Logan Lake has taken matters into its own hands
While much of B.C. went up in flames this summer, the small town of Logan Lake near Kamloops was spared the worst of the fires, thanks to 13 years of preparation.
When a small fire broke out in the community, firefighters were able to put it out within a few days, fire chief Dan Leighton said.
“Even though it was extremely windy, that fire was kept at bay because it could not climb the trees,” Leighton said. “It stayed down low in the trees and on the moss on the ground because all of the laddering fuels had been removed in that area.”
The town regularly clears small trees and debris from forested areas near the town, even on Crown land, something they have done since the Kelowna wildfires of 2003. The work is paid for with grants from the province, but it also takes a lot of Leighton’s time and a big commitment from the town’s council.
“Everything is about money and time,” Leighton said. “In Logan Lake here, I and the community take every effort to find initiatives to protect ourselves.”
Logan Lake is the first “FireSmart” community in Canada, Leighton said. FireSmart is a set of criteria that individuals and communities can use to protect themselves against risk from wildfires. For more on what people can do as individuals to protect their homes, see related story here.
Cache Creek mayor would rather see money spent on tourism
John Ranta, mayor of Cache Creek and chairman of the Thompson-Nicola Regional District where 200 homes were lost to wildfires this summer, says the province hasn’t been doing any forest mitigation work that he’s aware of around Cache Creek, but he’s okay with that.

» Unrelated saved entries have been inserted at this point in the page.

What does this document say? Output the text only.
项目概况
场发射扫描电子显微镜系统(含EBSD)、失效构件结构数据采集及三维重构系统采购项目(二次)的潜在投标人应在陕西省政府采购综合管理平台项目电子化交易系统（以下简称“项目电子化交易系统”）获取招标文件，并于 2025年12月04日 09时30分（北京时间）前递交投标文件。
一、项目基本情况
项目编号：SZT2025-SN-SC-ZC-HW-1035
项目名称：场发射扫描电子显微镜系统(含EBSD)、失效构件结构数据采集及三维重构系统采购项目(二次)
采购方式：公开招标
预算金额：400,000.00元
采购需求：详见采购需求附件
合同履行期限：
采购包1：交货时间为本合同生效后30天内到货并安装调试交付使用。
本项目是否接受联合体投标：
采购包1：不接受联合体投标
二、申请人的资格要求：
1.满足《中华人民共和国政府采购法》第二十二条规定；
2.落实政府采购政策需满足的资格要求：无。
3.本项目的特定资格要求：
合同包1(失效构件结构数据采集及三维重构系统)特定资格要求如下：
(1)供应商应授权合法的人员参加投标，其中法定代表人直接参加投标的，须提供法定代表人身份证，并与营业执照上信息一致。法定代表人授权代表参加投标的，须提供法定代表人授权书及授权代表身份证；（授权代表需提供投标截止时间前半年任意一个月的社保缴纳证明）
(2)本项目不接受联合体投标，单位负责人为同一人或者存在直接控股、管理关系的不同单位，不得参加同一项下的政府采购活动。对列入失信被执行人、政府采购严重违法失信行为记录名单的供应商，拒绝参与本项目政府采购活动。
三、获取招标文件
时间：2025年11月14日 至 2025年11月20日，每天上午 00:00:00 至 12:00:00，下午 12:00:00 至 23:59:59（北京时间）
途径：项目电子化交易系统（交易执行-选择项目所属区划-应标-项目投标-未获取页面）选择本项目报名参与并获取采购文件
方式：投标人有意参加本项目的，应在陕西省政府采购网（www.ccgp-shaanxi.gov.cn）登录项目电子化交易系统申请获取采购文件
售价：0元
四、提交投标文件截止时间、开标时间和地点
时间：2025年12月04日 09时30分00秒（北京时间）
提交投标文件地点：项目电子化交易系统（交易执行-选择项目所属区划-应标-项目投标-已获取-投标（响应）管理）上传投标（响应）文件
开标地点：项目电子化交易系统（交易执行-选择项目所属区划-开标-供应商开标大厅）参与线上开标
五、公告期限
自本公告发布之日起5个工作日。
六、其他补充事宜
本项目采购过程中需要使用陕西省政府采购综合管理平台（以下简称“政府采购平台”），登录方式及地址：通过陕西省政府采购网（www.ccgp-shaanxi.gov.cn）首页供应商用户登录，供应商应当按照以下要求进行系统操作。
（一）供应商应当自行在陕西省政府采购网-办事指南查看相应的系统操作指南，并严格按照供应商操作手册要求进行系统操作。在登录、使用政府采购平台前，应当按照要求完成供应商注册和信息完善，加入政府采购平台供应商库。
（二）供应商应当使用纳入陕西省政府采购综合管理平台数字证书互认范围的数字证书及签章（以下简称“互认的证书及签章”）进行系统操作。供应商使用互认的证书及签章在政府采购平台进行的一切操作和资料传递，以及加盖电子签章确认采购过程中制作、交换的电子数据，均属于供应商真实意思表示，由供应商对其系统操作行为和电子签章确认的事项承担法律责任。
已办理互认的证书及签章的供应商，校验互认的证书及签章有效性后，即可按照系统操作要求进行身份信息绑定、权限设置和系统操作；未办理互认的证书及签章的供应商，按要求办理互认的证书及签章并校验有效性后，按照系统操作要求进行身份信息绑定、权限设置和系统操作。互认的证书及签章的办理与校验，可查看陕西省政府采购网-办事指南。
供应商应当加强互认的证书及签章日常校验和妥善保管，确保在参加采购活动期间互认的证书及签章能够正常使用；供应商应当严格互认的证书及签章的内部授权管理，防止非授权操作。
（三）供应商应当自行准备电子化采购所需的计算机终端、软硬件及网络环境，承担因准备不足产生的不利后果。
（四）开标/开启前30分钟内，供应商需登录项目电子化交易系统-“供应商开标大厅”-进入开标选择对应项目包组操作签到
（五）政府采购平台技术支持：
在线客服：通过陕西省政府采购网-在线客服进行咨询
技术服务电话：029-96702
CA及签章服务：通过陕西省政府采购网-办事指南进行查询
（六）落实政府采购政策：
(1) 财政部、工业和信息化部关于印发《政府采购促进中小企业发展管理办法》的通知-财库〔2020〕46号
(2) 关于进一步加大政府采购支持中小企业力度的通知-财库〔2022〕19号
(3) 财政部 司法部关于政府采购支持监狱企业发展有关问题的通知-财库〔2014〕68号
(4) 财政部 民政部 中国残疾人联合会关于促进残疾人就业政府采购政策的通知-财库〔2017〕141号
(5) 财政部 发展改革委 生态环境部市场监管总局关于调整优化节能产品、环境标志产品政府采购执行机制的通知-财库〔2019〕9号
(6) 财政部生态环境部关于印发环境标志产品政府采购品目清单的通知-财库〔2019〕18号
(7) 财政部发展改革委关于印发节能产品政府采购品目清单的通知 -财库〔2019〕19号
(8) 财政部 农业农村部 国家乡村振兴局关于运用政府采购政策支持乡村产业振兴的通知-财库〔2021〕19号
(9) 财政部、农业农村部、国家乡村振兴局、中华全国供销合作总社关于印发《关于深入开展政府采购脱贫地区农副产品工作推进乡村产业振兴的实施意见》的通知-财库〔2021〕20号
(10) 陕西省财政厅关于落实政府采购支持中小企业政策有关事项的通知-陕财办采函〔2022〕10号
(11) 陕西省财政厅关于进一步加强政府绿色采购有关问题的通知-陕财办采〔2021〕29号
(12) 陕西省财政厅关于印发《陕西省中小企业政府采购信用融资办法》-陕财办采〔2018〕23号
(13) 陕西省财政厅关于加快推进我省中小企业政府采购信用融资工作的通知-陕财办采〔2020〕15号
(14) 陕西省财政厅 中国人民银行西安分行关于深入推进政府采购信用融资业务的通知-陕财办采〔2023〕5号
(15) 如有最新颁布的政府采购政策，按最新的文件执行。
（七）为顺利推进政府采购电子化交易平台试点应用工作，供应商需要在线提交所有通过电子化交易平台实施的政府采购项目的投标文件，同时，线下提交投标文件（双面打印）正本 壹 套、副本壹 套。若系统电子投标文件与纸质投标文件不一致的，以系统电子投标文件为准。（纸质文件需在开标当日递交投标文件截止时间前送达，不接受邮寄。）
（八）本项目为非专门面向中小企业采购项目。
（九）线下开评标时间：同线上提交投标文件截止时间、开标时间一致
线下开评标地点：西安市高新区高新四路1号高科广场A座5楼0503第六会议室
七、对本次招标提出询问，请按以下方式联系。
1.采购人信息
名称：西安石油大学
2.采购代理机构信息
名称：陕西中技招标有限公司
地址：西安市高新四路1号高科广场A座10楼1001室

“I pay enough taxes already,” Ranta said. “If we go hat in hand to the government for every initiative that every citizen thinks of, the taxes will get unmanageable at some point.”
Instead, he would prefer to see more support for tourism, to help businesses recover from their losses of this summer.
“Some of those businesses depend on the revenue they get in July and August to survive for the rest of the year,” Ranta said. “Some of those business owners, I’m sure, will have to go out and get jobs other places in order to survive, to put food on the table.”
Donaldson says his government has already committed $1.2 million to try get people coming back to B.C.’s Interior towns, including $500,000 from Destination BC and $200,000 grants to each to both the Thompson-Okanagan Tourism Association and the Cariboo-Chilcotin Tourism Association.
The federal government also has a role to play, particularly when it comes to First Nations communities, Donaldson said. Also, he’s hoping to leverage some provincial funding for wildfire mitigation to get federal money directed at climate change.
All levels of government have responsibilities when it comes to keeping their citizens safe from forest fires. Whoever foots the bill, it’s clear the time for action is now.